Held in advance of the Africa Social Impact Summit (ASIS 2025), the convening emphasized the crucial role of the private sector in unlocking USD 100 billion to support at least ten million women and youth in Africa by 2030 as part of the WYFEI 2030.
The dialogue focused on how private actors can design gender- and youth-responsive financial products and services, build market infrastructure and data systems that make underserved entrepreneurs bankable, and provide technical support and business development services to help women- and youth-led enterprises scale.
Ms. Prudence Nonkululeko Ngwenya, Director of the Women, Gender and Youth Directorate at the African Union Commission, set the scene by stressing the need for systemic reform.

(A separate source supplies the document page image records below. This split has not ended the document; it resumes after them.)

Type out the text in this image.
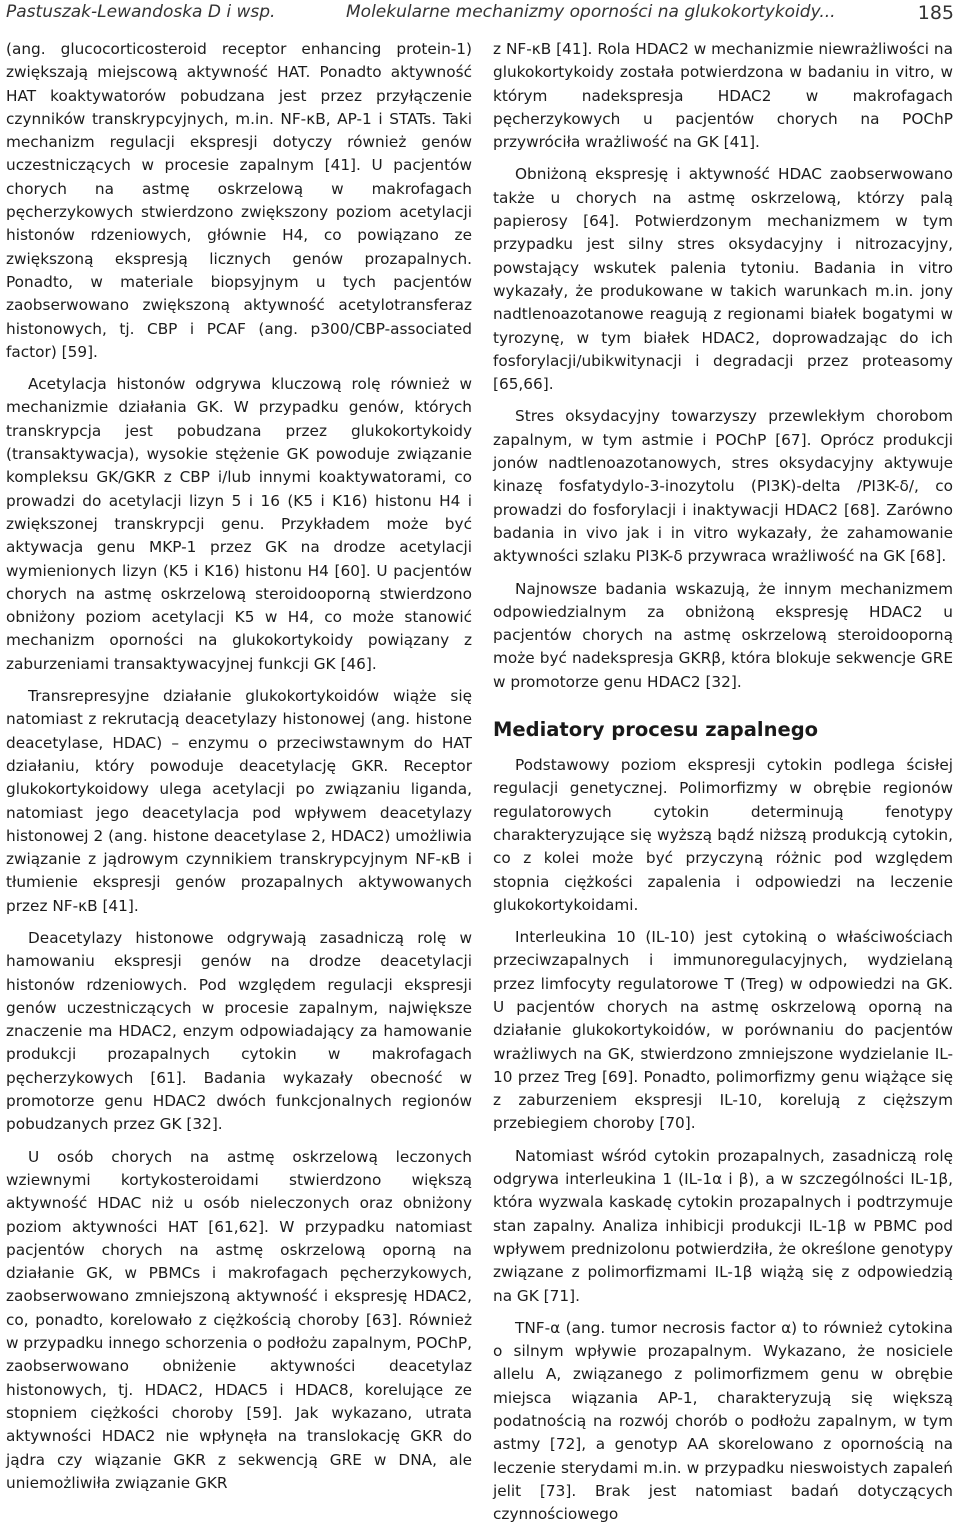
Pastuszak-Lewandoska D i wsp.	Molekularne mechanizmy oporności na glukokortykoidy...	185

(ang. glucocorticosteroid receptor enhancing protein-1) zwiększają miejscową aktywność HAT. Ponadto aktywność HAT koaktywatorów pobudzana jest przez przyłączenie czynników transkrypcyjnych, m.in. NF-κB, AP-1 i STATs. Taki mechanizm regulacji ekspresji dotyczy również genów uczestniczących w procesie zapalnym [41]. U pacjentów chorych na astmę oskrzelową w makrofagach pęcherzykowych stwierdzono zwiększony poziom acetylacji histonów rdzeniowych, głównie H4, co powiązano ze zwiększoną ekspresją licznych genów prozapalnych. Ponadto, w materiale biopsyjnym u tych pacjentów zaobserwowano zwiększoną aktywność acetylotransferaz histonowych, tj. CBP i PCAF (ang. p300/CBP-associated factor) [59].

Acetylacja histonów odgrywa kluczową rolę również w mechanizmie działania GK. W przypadku genów, których transkrypcja jest pobudzana przez glukokortykoidy (transaktywacja), wysokie stężenie GK powoduje związanie kompleksu GK/GKR z CBP i/lub innymi koaktywatorami, co prowadzi do acetylacji lizyn 5 i 16 (K5 i K16) histonu H4 i zwiększonej transkrypcji genu. Przykładem może być aktywacja genu MKP-1 przez GK na drodze acetylacji wymienionych lizyn (K5 i K16) histonu H4 [60]. U pacjentów chorych na astmę oskrzelową steroidooporną stwierdzono obniżony poziom acetylacji K5 w H4, co może stanowić mechanizm oporności na glukokortykoidy powiązany z zaburzeniami transaktywacyjnej funkcji GK [46].

Transrepresyjne działanie glukokortykoidów wiąże się natomiast z rekrutacją deacetylazy histonowej (ang. histone deacetylase, HDAC) – enzymu o przeciwstawnym do HAT działaniu, który powoduje deacetylację GKR. Receptor glukokortykoidowy ulega acetylacji po związaniu liganda, natomiast jego deacetylacja pod wpływem deacetylazy histonowej 2 (ang. histone deacetylase 2, HDAC2) umożliwia związanie z jądrowym czynnikiem transkrypcyjnym NF-κB i tłumienie ekspresji genów prozapalnych aktywowanych przez NF-κB [41].

Deacetylazy histonowe odgrywają zasadniczą rolę w hamowaniu ekspresji genów na drodze deacetylacji histonów rdzeniowych. Pod względem regulacji ekspresji genów uczestniczących w procesie zapalnym, największe znaczenie ma HDAC2, enzym odpowiadający za hamowanie produkcji prozapalnych cytokin w makrofagach pęcherzykowych [61]. Badania wykazały obecność w promotorze genu HDAC2 dwóch funkcjonalnych regionów pobudzanych przez GK [32].

U osób chorych na astmę oskrzelową leczonych wziewnymi kortykosteroidami stwierdzono większą aktywność HDAC niż u osób nieleczonych oraz obniżony poziom aktywności HAT [61,62]. W przypadku natomiast pacjentów chorych na astmę oskrzelową oporną na działanie GK, w PBMCs i makrofagach pęcherzykowych, zaobserwowano zmniejszoną aktywność i ekspresję HDAC2, co, ponadto, korelowało z ciężkością choroby [63]. Również w przypadku innego schorzenia o podłożu zapalnym, POChP, zaobserwowano obniżenie aktywności deacetylaz histonowych, tj. HDAC2, HDAC5 i HDAC8, korelujące ze stopniem ciężkości choroby [59]. Jak wykazano, utrata aktywności HDAC2 nie wpłynęła na translokację GKR do jądra czy wiązanie GKR z sekwencją GRE w DNA, ale uniemożliwiła związanie GKR

z NF-κB [41]. Rola HDAC2 w mechanizmie niewrażliwości na glukokortykoidy została potwierdzona w badaniu in vitro, w którym nadekspresja HDAC2 w makrofagach pęcherzykowych u pacjentów chorych na POChP przywróciła wrażliwość na GK [41].

Obniżoną ekspresję i aktywność HDAC zaobserwowano także u chorych na astmę oskrzelową, którzy palą papierosy [64]. Potwierdzonym mechanizmem w tym przypadku jest silny stres oksydacyjny i nitrozacyjny, powstający wskutek palenia tytoniu. Badania in vitro wykazały, że produkowane w takich warunkach m.in. jony nadtlenoazotanowe reagują z regionami białek bogatymi w tyrozynę, w tym białek HDAC2, doprowadzając do ich fosforylacji/ubikwitynacji i degradacji przez proteasomy [65,66].

Stres oksydacyjny towarzyszy przewlekłym chorobom zapalnym, w tym astmie i POChP [67]. Oprócz produkcji jonów nadtlenoazotanowych, stres oksydacyjny aktywuje kinazę fosfatydylo-3-inozytolu (PI3K)-delta /PI3K-δ/, co prowadzi do fosforylacji i inaktywacji HDAC2 [68]. Zarówno badania in vivo jak i in vitro wykazały, że zahamowanie aktywności szlaku PI3K-δ przywraca wrażliwość na GK [68].

Najnowsze badania wskazują, że innym mechanizmem odpowiedzialnym za obniżoną ekspresję HDAC2 u pacjentów chorych na astmę oskrzelową steroidooporną może być nadekspresja GKRβ, która blokuje sekwencje GRE w promotorze genu HDAC2 [32].

Mediatory procesu zapalnego

Podstawowy poziom ekspresji cytokin podlega ścisłej regulacji genetycznej. Polimorfizmy w obrębie regionów regulatorowych cytokin determinują fenotypy charakteryzujące się wyższą bądź niższą produkcją cytokin, co z kolei może być przyczyną różnic pod względem stopnia ciężkości zapalenia i odpowiedzi na leczenie glukokortykoidami.

Interleukina 10 (IL-10) jest cytokiną o właściwościach przeciwzapalnych i immunoregulacyjnych, wydzielaną przez limfocyty regulatorowe T (Treg) w odpowiedzi na GK. U pacjentów chorych na astmę oskrzelową oporną na działanie glukokortykoidów, w porównaniu do pacjentów wrażliwych na GK, stwierdzono zmniejszone wydzielanie IL-10 przez Treg [69]. Ponadto, polimorfizmy genu wiążące się z zaburzeniem ekspresji IL-10, korelują z cięższym przebiegiem choroby [70].

Natomiast wśród cytokin prozapalnych, zasadniczą rolę odgrywa interleukina 1 (IL-1α i β), a w szczególności IL-1β, która wyzwala kaskadę cytokin prozapalnych i podtrzymuje stan zapalny. Analiza inhibicji produkcji IL-1β w PBMC pod wpływem prednizolonu potwierdziła, że określone genotypy związane z polimorfizmami IL-1β wiążą się z odpowiedzią na GK [71].

TNF-α (ang. tumor necrosis factor α) to również cytokina o silnym wpływie prozapalnym. Wykazano, że nosiciele allelu A, związanego z polimorfizmem genu w obrębie miejsca wiązania AP-1, charakteryzują się większą podatnością na rozwój chorób o podłożu zapalnym, w tym astmy [72], a genotyp AA skorelowano z opornością na leczenie sterydami m.in. w przypadku nieswoistych zapaleń jelit [73]. Brak jest natomiast badań dotyczących czynnościowego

She stated that “A fundamental shift is needed to place women and youth at the center of resource allocation, policy-making, and accountability”. Ms. Ngwenya further emphasized that “The private sector is not a guest at this table, but a co-owner of the agenda, with WYFEI 2030 designed for co-investment, innovation, and scale to move from isolated impact to ecosystem change.
Echoing this statement, Ms. Olapeju Ibekwe, Chief Executive Officer of Sterling One Foundation, underscored that “Inclusion cannot be rhetoric. Women and youth are not peripheral to Africa’s economy. Any agenda that sidelines them is simply incomplete.
Reaffirming that “Every day, capital doesn’t reach them; opportunity is withheld from the continent.
Ms. Ibekwe added that, “Partnerships must move beyond alignment and toward shared execution that reflects the realities of Africa’s investment landscape.”
Dr. Tobias Thiel, Director of GIZ African Union, also highlighted the systemic barriers limiting financial inclusion for women and youth, emphasizing that addressing these challenges is “Both a moral and economic imperative.
He called on stakeholders to “Move forward together, with boldness and resolve, to create an Africa where opportunity is truly equal, and potential is limitless” reaffirming GIZ’s support for the AU’s WYFEI 2030 Initiative.
During the convening, a panel discussion featuring public and private sector actors explored ways private capital can be mobilized to deliver inclusive outcomes. The conversation focused on the structural changes needed to scale early-stage investment into underserved markets, from deal origination to data collection.
The meeting also featured the introduction of the EmpowerHer Africa initiative by Dr. Nadi Albino, Deputy Director of Partnerships at UNICEF.
This transformative program aims to create pathways for 50 million adolescent girls and young women across Africa to access financing, technology, and entrepreneurial resources through the WYFEI 2030 Initiative, empowering the next generation of women leaders and innovators.
This dialogue marks the start of a series of coordinated engagements led by the African Union Commission’s Women, Gender, and Youth Directorate, with the Sterling One Foundation anchoring public–private conversations across the continent.
These engagements aim to mobilize strategic partnerships, unlock innovative financing solutions, and align private-sector action with continental priorities to remove systemic barriers to women’s and youth’s economic inclusion.
Through sustained collaboration, these dialogues are set to generate scalable solutions and measurable progress toward Africa’s inclusive economic transformation.